Joe Penny ist Vater zweier Kinder, hat eine Frau, die er liebt, einen Beruf den er mag, ein Haus und ist glücklich darüber, wie die Dinge laufen. Aus irgendeinem Grund beginnt er eines Tages mehr zu trinken als sonst. Lange Zeit Bier, nur Bier, alle Sorten, bis er irgendwann auf Gin Tonic übergeht. Bald fängt er an, nach der Arbeit auf ein paar Drinks halt zu machen, bald am frühen Nachmittag zu trinken und bald hat er eine Thermosflasche mit Wodka in der Lunchdose. Abends kommt es zu handfesten Auseinandersetzungen mit seiner Frau. Sie bricht ihm die Nase, er kugelt ihr den Arm aus. Besoffen im Auto verliert er seinen Führerschein, bei seiner Arbeit als Schornsteinfeger stürzt er vom Dach. Bis Vater und Bruder der Frau ihn eines Tages ins Auto laden und zum Entzug bringen.

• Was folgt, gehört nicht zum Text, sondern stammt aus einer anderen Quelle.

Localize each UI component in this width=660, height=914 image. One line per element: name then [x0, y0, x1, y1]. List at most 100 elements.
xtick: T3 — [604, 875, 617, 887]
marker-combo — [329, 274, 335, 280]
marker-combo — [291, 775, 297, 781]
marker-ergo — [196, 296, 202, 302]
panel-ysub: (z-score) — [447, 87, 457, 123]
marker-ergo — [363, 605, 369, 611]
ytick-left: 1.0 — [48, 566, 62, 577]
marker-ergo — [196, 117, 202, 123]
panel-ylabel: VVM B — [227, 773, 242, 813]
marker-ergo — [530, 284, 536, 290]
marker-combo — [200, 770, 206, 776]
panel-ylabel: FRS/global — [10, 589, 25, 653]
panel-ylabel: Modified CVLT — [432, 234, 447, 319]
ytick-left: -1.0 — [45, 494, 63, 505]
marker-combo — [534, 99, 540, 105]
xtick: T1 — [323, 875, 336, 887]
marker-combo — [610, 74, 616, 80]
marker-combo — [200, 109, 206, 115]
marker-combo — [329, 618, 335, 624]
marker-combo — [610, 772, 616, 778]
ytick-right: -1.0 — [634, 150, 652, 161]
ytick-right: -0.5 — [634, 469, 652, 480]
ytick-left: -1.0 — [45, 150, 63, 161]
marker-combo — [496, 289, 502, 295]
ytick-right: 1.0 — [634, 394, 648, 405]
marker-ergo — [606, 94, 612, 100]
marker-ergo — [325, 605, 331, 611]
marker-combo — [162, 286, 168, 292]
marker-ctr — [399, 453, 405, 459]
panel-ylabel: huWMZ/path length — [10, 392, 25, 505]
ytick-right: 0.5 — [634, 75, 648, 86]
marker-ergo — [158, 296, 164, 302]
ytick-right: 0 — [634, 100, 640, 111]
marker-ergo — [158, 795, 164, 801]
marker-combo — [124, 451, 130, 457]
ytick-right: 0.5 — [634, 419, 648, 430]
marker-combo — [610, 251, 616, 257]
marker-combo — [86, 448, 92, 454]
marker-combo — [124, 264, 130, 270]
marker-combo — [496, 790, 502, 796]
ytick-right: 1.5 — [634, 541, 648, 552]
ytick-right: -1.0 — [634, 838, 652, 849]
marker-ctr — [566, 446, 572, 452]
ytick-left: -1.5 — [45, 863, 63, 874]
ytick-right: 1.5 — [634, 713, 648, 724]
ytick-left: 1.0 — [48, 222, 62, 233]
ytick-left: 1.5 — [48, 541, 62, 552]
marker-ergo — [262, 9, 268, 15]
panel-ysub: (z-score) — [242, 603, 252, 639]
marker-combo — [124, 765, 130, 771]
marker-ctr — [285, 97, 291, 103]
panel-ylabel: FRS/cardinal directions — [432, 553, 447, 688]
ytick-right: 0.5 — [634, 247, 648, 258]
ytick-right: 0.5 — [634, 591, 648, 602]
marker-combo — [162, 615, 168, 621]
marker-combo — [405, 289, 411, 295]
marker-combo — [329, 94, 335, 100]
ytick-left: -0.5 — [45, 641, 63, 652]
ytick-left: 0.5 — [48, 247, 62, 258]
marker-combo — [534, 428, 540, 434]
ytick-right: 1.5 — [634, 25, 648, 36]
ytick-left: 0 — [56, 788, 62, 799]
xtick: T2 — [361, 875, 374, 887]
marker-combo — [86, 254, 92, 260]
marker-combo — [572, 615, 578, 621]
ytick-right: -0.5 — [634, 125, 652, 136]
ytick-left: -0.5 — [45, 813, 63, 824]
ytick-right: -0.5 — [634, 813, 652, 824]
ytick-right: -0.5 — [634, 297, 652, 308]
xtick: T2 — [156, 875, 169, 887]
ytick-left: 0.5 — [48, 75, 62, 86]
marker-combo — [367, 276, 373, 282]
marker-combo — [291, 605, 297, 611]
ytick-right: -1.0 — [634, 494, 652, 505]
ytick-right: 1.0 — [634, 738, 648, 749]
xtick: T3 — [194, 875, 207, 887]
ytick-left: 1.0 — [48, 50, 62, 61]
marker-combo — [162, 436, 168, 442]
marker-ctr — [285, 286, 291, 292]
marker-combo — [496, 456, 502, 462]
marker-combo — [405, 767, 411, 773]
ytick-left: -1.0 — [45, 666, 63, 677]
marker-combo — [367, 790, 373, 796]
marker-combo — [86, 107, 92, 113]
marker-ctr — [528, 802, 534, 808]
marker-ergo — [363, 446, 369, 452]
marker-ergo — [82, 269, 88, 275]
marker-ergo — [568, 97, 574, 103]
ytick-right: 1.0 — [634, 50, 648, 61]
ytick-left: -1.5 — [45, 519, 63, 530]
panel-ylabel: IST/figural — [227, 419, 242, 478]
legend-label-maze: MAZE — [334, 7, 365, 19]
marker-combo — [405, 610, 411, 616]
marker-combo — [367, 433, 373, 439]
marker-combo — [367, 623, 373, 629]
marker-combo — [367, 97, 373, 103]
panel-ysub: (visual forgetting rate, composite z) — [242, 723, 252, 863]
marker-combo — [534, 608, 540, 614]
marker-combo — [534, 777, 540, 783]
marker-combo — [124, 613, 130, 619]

Joe Pennys Lebensgeschichte ist eine der vielen Geschichten des Scheiterns, die Carver in seinem dritten Erzählband „Kathedrale“ vereinigt. Sie ist so exemplarisch, wie alle anderen auch: Eine Figur aus dem amerikanischen Alltag versucht, eine vorgeprägte Vorstellung kleinbürgerlichen Glücks zu verwirklichen, strauchelt, kämpft, gibt auf, fällt und bekommt in einem unerwarteten Moment die Gelegenheit, verlorenes Leben im Rückblick zu betrachten und nach Gründen zu suchen. Das Scheitern in Ehe und Beruf, die aussichtslose Flucht in den Alkohol, die negativen Auswirkungen auf die Kinder, all das sind typische Carver-Themen, die man hinreichend aus den zwei Vorgängerbänden „Würdest du bitte endlich still sein, bitte“ und „Wovon wir reden, wenn wir von Liebe reden“ kennt. Aber dass sich aus Rückblicken eine neue Chance entwickeln könnte, dass sich Auswege zumindest ahnen lassen, das ist neu. Und trotzdem hat Carver nichts von seiner lakonischen Radikalität verloren oder gar zu viel Mitleid mit dem Elend seiner Figuren. Die Hoffnungen sind brüchig, die Gefahr erneuten Scheiterns mehr als präsent. Uneingeschränktes Alltagsglück gibt es nicht. Aber immerhin eine vage Ahnung von Zufriedenheit.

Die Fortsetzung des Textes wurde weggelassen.